ACCESSIBILITY OF INSURANCE IN INDIA

First, let us keep one thing in mind i.e. Insurance is not just risk management.It is also an instrument of social security.It is not just meant to be for prosperous and civilized people in rich and developed countries.It is much more crucial for the less well-off for the emerging economies like India.Unfortunately, India has a status of a country which is under-insured.India’s insurance depth measured as the percentage of insurance premium collected , as a percentage of GDP, stand out at just 3.9 percent, which is much less than the average insurance penetration of a developed country which is around 9 percent.With 3.9 percent insurance penetration, India stands sightly ahead of China, which has insurance penetration of 3 percent.When it comes to “insurance density” measured as per capita insurance premium, India stands much backward with a value of $53 whereas, the advance country average lies between $2,000 to $7,000.By this measure, even China outscores India with having an insurance density of $178.

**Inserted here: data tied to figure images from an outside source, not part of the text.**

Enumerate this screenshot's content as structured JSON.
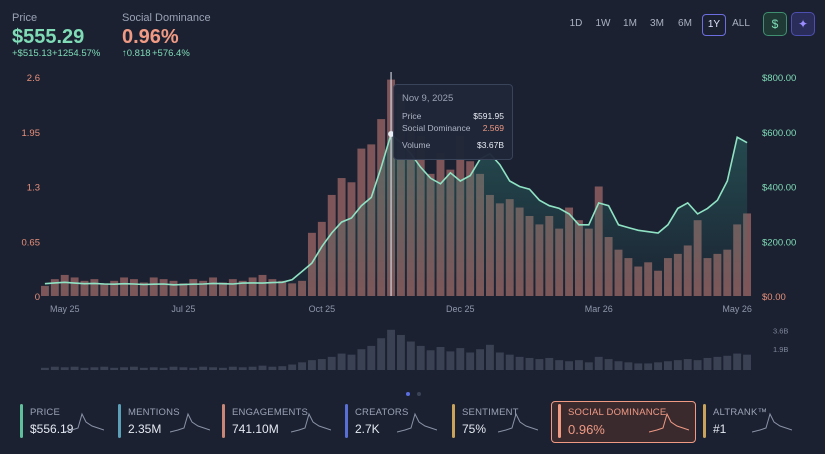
{
  "header": {
    "price_label": "Price",
    "price": "$555.29",
    "price_change": "+$515.13",
    "price_change_pct": "+1254.57%",
    "dominance_label": "Social Dominance",
    "dominance": "0.96%",
    "dominance_change": "↑0.818",
    "dominance_change_pct": "+576.4%"
  },
  "ranges": [
    "1D",
    "1W",
    "1M",
    "3M",
    "6M",
    "1Y",
    "ALL"
  ],
  "icons": [
    "$",
    "✦"
  ],
  "chart_data": [
    {
      "type": "combo",
      "categories": [
        null,
        null,
        "May 25",
        null,
        null,
        null,
        null,
        null,
        null,
        null,
        null,
        null,
        null,
        null,
        "Jul 25",
        null,
        null,
        null,
        null,
        null,
        null,
        null,
        null,
        null,
        null,
        null,
        null,
        null,
        "Oct 25",
        null,
        null,
        null,
        null,
        null,
        null,
        null,
        null,
        null,
        null,
        null,
        null,
        null,
        "Dec 25",
        null,
        null,
        null,
        null,
        null,
        null,
        null,
        null,
        null,
        null,
        null,
        null,
        null,
        "Mar 26",
        null,
        null,
        null,
        null,
        null,
        null,
        null,
        null,
        null,
        null,
        null,
        null,
        null,
        "May 26",
        null
      ],
      "series": [
        {
          "name": "Social Dominance",
          "type": "bar",
          "axis": "y",
          "color": "#8a5c5e",
          "values": [
            0.12,
            0.2,
            0.25,
            0.22,
            0.18,
            0.2,
            0.15,
            0.18,
            0.22,
            0.2,
            0.16,
            0.22,
            0.2,
            0.18,
            0.15,
            0.2,
            0.18,
            0.22,
            0.16,
            0.2,
            0.18,
            0.22,
            0.25,
            0.2,
            0.18,
            0.15,
            0.18,
            0.75,
            0.88,
            1.2,
            1.4,
            1.35,
            1.75,
            1.8,
            2.1,
            2.569,
            2.4,
            2.2,
            1.9,
            1.45,
            1.7,
            1.5,
            1.9,
            1.6,
            1.45,
            1.2,
            1.1,
            1.15,
            1.05,
            0.95,
            0.85,
            0.95,
            0.8,
            1.05,
            0.9,
            0.8,
            1.3,
            0.7,
            0.55,
            0.45,
            0.35,
            0.4,
            0.3,
            0.45,
            0.5,
            0.6,
            0.9,
            0.45,
            0.5,
            0.55,
            0.85,
            0.98
          ]
        },
        {
          "name": "Price",
          "type": "line",
          "axis": "y2",
          "color": "#8fe3c4",
          "values": [
            45,
            48,
            50,
            47,
            45,
            46,
            44,
            43,
            45,
            44,
            42,
            43,
            44,
            41,
            42,
            43,
            44,
            46,
            45,
            44,
            47,
            48,
            47,
            49,
            50,
            60,
            90,
            120,
            180,
            230,
            270,
            285,
            330,
            360,
            470,
            591.95,
            560,
            520,
            470,
            430,
            410,
            450,
            420,
            440,
            500,
            520,
            480,
            420,
            400,
            390,
            350,
            330,
            320,
            300,
            260,
            260,
            340,
            330,
            260,
            250,
            240,
            235,
            230,
            260,
            320,
            340,
            300,
            320,
            350,
            420,
            580,
            560
          ]
        }
      ],
      "ylim": [
        0,
        2.6
      ],
      "yticks": [
        0,
        0.65,
        1.3,
        1.95,
        2.6
      ],
      "y2lim": [
        0,
        800
      ],
      "y2ticks": [
        {
          "value": 0,
          "label": "$0.00"
        },
        {
          "value": 200,
          "label": "$200.00"
        },
        {
          "value": 400,
          "label": "$400.00"
        },
        {
          "value": 600,
          "label": "$600.00"
        },
        {
          "value": 800,
          "label": "$800.00"
        }
      ]
    },
    {
      "type": "bar",
      "color": "#3a4152",
      "values": [
        0.2,
        0.3,
        0.25,
        0.3,
        0.2,
        0.25,
        0.3,
        0.2,
        0.25,
        0.3,
        0.2,
        0.25,
        0.2,
        0.3,
        0.25,
        0.2,
        0.3,
        0.25,
        0.2,
        0.3,
        0.25,
        0.3,
        0.4,
        0.3,
        0.35,
        0.5,
        0.7,
        0.9,
        1.0,
        1.2,
        1.5,
        1.4,
        1.9,
        2.2,
        2.9,
        3.67,
        3.2,
        2.6,
        2.2,
        1.8,
        2.1,
        1.7,
        2.0,
        1.6,
        1.9,
        2.3,
        1.6,
        1.4,
        1.2,
        1.1,
        1.0,
        1.1,
        0.9,
        0.8,
        0.9,
        0.7,
        1.2,
        1.0,
        0.8,
        0.7,
        0.6,
        0.6,
        0.7,
        0.8,
        0.9,
        1.0,
        0.9,
        1.1,
        1.2,
        1.3,
        1.5,
        1.4
      ],
      "ylim": [
        0,
        4.2
      ],
      "yticks": [
        {
          "value": 3.6,
          "label": "3.6B"
        },
        {
          "value": 1.9,
          "label": "1.9B"
        }
      ]
    }
  ],
  "tooltip": {
    "date": "Nov 9, 2025",
    "price_label": "Price",
    "price": "$591.95",
    "dominance_label": "Social Dominance",
    "dominance": "2.569",
    "volume_label": "Volume",
    "volume": "$3.67B"
  },
  "cards": [
    {
      "label": "PRICE",
      "value": "$556.19"
    },
    {
      "label": "MENTIONS",
      "value": "2.35M"
    },
    {
      "label": "ENGAGEMENTS",
      "value": "741.10M"
    },
    {
      "label": "CREATORS",
      "value": "2.7K"
    },
    {
      "label": "SENTIMENT",
      "value": "75%"
    },
    {
      "label": "SOCIAL DOMINANCE",
      "value": "0.96%"
    },
    {
      "label": "ALTRANK™",
      "value": "#1"
    }
  ]
}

The lagging behind of India and China (on the key measures of insurance coverage) when compared to advance countries could be easily reasoned.Some of the reasons are:
*Both markets were long the exclusive domains of state-owned companies.
*Both countries have recently and only partially liberalized foreign investment.This is the major cause behind the  small market share of the foreign insurance companies.

India’s insurance market is not competitive enough.Markets being almost oligopolistic in nature facilitate handsome profit making for the companies, especially state-owned,and they have little incentive to reach out to the masses which are overly under-insured.

Our government has shown strong commitment to extend the coverage of insurance to India’s poor, in the Union Budget.The new insurance schemes have been announced in the Budget for lower income groups as part of the governments attempt to formulate a comprehensive social security system.A premium of just RS 12 a year will bestow an individual with an accident insurance worth RS 2 lakh, under the Suraksha Bima Scheme.Under the Jeevan Jyoti Bima Yojna, an individual can get a life insurance cover worth RS 2 lakh, just by paying RS 330 per year.The state-owned insurance companies, like LIC and GIC, will roll out these schemes.

Even so, there is so much more, the government can do.Insurances other than life and accident too are the need of the hour, especially for the low income groups.For example, health insurance for every citizen, crop insurance for every farmer etc.But the problem lies in the inability and unwillingness of insurance companies, state-owned as well as private companies, to serve to a larger market.To eradicate this problem, the companies need to be subject to competition, and should have the knowledge to introduce innovative products and the financial might to stay the course in a tough market.The only investors who are capable enough to do this are foreign investors.They have a superior knowledge of products, as they invest their funds across the globe and hence, they understand the market better.They hedge their risk by diversifying their risk market i.e. investing globally.So, if they come, they will offer a premium at a lesser cost compared to Indian insurance companies.Affordability will also increase because of the the presence of the foreign insurance providers.So, if insurance is to extended, the government has to liberalize in an aggressive manner.